“A writer at the height of her powers” (Oprah.com) reflects on a literary life pulled in two directions: from war zone journalism to the writing and teaching of fiction
In an essay entitled “Spirit and Vision” Melissa Pritchard poses the question: “Why write?” Her answer reverberates throughout A Solemn Pleasure, presenting an undeniable case for both the power of language and the nurturing constancy of the writing life. Whether describing the deeply interior imaginative life required to write fiction, searching for the lost legacy of American literature as embodied by Walt Whitman, being embedded with a young female GI in Afghanistan, traveling with Ethiopian tribes, or revealing the heartrending story of her informally adopted son William, a former Sudanese child slave, this is nonfiction vividly engaged with the world. In these fifteen essays, Pritchard shares her passion for writing and storytelling that educates, honors, and inspires.
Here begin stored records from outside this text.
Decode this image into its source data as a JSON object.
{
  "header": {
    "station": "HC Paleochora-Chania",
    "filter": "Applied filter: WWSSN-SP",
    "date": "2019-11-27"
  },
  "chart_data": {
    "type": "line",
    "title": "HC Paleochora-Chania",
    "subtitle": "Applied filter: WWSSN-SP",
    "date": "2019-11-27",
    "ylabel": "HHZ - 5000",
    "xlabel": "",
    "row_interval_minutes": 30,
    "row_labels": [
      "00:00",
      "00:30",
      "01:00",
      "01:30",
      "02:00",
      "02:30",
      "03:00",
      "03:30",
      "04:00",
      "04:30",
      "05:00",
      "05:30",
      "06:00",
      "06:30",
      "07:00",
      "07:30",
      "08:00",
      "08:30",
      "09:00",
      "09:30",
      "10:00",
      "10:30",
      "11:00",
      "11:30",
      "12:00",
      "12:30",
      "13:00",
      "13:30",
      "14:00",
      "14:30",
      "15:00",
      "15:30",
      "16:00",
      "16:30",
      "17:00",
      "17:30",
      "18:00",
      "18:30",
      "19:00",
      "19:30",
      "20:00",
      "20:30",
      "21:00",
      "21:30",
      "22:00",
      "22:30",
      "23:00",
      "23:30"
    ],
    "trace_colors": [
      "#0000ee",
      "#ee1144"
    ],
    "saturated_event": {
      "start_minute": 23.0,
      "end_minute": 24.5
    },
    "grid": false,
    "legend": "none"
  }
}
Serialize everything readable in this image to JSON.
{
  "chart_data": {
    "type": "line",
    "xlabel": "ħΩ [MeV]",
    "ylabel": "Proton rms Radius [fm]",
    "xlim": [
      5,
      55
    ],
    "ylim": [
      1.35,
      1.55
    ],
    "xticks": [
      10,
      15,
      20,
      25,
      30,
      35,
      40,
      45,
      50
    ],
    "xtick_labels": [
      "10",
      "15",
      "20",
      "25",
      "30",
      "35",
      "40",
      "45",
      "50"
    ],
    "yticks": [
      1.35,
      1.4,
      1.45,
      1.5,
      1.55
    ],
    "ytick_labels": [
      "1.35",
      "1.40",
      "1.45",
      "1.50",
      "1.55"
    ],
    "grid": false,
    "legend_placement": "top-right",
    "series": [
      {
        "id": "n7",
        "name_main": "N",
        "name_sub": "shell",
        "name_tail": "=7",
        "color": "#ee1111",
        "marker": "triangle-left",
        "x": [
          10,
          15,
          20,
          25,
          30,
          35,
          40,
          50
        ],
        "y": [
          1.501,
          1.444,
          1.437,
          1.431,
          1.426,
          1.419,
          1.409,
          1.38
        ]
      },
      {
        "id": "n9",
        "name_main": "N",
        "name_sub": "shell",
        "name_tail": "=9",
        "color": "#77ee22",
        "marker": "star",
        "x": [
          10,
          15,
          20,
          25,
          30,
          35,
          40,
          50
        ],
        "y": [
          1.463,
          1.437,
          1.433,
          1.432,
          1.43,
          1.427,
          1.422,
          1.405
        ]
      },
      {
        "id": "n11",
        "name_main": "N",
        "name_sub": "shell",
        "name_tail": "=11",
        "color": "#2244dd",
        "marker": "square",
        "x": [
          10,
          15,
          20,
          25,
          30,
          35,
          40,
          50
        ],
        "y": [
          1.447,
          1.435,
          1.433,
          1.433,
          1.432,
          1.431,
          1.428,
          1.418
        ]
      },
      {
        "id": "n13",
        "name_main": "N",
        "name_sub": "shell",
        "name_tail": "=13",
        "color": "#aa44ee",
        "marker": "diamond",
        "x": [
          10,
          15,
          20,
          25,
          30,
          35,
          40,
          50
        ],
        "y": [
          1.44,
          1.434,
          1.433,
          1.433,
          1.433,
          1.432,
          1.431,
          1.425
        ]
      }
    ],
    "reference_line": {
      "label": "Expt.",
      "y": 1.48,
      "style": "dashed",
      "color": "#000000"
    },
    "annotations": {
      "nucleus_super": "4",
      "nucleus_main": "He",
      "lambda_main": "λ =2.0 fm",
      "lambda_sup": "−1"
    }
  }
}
Melissa Pritchard is the author of the novel Palmerino, the short story collection The Odditorium, and the essay collection A Solemn Pleasure: To Imagine, Witness, and Write, among other books. Emeritus Professor of English and Women’s Studies at Arizona State University, she now lives in Columbus, Georgia.
I.
A Room in London
The writer lives for two months in London, in another writer’s cramped but atmospheric refuge.
Spirit and Vision
In this essay, the question “why write?” is posed and by way of an answer, Walt Whitman is shown to be a writer of compassionate witness, in contrast to the profit-based pressures of the marketplace.
From the Deep South to the Desert South: An Epiphyte’s Confession
Aware of the power of region in fiction, the writer wonders if her own bland, semi-erased origins will be an obstacle to her literary ambitions.
On Kaspar Hauser
In the British Library, composing a fictional account of the German-born feral child, Kaspar Hauser, the writer comes to see books as devotional objects, holy histories, reliquaries of the human mind.
II.
Time and Biology: On the Threshold of the Sacred
How inescapable pressures of temporality and mortality upon any writer’s work can be met with cultivated courage and an undiminished passion for expressing emotional truths.
Elephant in the Dark
In this essay, an argument is made for “point of view” as being one of the most critical, early decisions to be made by the writer when embarking on a new story.
The Gift of Warwick
A powerful, bittersweet arc of community can emerge in a writing workshop over weeks or months, attesting to attachments formed by a common vulnerability of writers and their shared passion for language and story.
III.
Doxology
The origins and history of the dachshund lead into the author’s own love for her miniature male dachshund, Simon.
A Solemn Pleasure
When the writer reluctantly travels to a writing residency in a castle outside of Edinburgh, Scotland, weeks after her mother’s death, her grief is given perspective when she discovers a cemetery of ancient headstones, each inscription a compressed, often tragic, story.
A Graven Space
In this reflective essay on Georgia O’Keefe, a question emerges: is it possible we idealize the lives of renowned artists in an attempt to unconsciously avoid responsibility for the success or failure of our own creativity?
Decomposing Articles of Faith
Here is an unorthodox, even heretical, response to familiar phrases of Catholic prayer by the writer, herself an unorthodox, even heretical, Catholic.
IV.
Finding Ashton
In this piece, the writer embeds with six female soldiers in Panjshir Province, Afghanistan, and forms an unexpected attachment to the youngest, Senior Airman Ashton Goodman, who will be killed by an IED outside Bagram Air Field four months later.
“Still, God Helps You”: Memories of a Sudanese Child Slave
The harrowing story of a Sudanese boy captured from his village and enslaved by the Janjaweed, only to escape years later into still more harrowing circumstances, as told to the writer by William Akoi Mawwin, now the writer’s informally adopted son.
Circle of Friends
Bereft and directionless, in quiet crisis, the writer travels with photographers Angela Fisher and Carol Beckwith to the remote Omo River region of Ethiopia, gaining an unexpected perspective on aging and loneliness.
V.
On Bibliomancy, Anthropodermic Bibliopegy and the Eating Papers
An essay on books, focusing on the use of books for divination, on rare but extant books bound in human skin, and on the ancient healing practice of eating words written on paper.